[Spambayes] Need help getting started

Neale Pickett neale@woozle.org
18 Sep 2002 22:36:00 -0700


So then, Guido van Rossum <guido@python.org> is all like:

> I'd like to run experiments for Tim.  My ham corpus is over 80,000
> messages, spread over hundreds of MH folders, one message per file
> with numeric names.

I'm not really up on MH format, but my mail reader (Gnus) stores
messages one per file with numeric names too.  In fact, all the changes
you made to hammie to support MH folders worked great for me.  So I
suspect the format is pretty close, if not identical.

> But how to turn this into Tim's standard data setup?
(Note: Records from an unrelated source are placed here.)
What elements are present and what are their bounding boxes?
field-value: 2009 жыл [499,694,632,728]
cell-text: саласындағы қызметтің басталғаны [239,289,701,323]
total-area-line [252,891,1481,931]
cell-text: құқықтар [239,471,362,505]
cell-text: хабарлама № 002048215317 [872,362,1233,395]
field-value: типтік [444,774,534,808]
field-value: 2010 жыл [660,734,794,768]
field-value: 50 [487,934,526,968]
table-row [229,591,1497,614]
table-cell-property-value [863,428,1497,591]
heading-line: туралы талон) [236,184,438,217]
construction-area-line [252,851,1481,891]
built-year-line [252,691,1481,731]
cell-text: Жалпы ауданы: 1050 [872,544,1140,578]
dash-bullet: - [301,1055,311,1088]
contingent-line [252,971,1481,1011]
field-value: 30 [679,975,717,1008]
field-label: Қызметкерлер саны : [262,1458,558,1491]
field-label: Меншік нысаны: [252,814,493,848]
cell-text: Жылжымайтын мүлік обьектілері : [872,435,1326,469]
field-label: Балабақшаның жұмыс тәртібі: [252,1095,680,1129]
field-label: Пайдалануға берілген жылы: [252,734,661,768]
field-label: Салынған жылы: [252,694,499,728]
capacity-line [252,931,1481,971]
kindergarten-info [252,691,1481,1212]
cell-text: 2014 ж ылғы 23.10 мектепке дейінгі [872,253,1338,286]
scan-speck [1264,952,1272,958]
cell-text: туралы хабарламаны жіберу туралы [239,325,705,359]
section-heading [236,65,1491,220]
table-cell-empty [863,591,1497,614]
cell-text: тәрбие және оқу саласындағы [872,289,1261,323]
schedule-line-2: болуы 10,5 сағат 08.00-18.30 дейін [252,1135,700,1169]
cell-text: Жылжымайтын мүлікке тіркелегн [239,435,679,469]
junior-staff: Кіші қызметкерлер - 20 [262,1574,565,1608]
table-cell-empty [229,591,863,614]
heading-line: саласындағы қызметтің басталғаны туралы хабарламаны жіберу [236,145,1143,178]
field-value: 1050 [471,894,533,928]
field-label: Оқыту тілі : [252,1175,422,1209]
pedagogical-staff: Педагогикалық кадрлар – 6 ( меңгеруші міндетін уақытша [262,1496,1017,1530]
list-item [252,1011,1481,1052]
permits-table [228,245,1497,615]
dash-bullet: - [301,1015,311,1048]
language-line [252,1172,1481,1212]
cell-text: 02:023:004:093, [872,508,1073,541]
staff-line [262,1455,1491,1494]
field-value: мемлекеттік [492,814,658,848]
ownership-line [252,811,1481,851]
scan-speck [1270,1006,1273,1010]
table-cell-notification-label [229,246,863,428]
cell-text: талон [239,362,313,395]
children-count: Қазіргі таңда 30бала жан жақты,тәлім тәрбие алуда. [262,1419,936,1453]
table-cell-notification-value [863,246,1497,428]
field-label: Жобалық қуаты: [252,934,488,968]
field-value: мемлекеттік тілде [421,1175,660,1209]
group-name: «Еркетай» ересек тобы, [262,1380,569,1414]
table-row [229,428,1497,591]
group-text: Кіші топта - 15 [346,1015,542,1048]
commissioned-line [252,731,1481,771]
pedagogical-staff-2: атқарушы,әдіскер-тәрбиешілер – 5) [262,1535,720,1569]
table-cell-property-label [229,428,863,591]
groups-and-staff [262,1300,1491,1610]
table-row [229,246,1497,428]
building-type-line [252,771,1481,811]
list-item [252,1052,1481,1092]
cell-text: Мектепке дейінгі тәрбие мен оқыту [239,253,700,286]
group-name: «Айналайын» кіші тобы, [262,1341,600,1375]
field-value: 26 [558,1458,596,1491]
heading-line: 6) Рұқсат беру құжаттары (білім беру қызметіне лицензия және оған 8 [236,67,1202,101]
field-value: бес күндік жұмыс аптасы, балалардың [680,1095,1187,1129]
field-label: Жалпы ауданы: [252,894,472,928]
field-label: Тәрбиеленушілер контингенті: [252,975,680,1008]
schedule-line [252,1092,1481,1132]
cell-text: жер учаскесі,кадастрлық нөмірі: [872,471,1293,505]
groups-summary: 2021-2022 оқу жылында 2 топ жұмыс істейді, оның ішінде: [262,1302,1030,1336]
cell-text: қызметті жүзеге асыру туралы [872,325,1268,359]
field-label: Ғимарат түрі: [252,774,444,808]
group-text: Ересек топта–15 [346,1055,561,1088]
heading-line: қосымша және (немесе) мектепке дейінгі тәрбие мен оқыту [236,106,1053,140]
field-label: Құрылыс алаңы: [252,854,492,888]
Super easy.  Create the following directories:

  Data/Ham/Set[1-5]
  Data/Ham/reservoir
  Data/Spam/Set[1-5]
  Data/Spam/reservoir

Then go into the reservoirs, and link (I used hard links to save inodes)
all your ham/spam into the directories:

  $ cd Data/Ham/reservoir
  $ ln ~/Mail/inbox/* .
  $ cd ../../../Data/Spam/reservoir
  $ ln ~/Mail/spam/* .

At that point, you have a standard setup, and can use rebal.py to
populate your Set directories.  If you have a bourne shell, you can
become the second ever user of runtest.sh--call it with the -r option
and it'll rebal for you.

Neale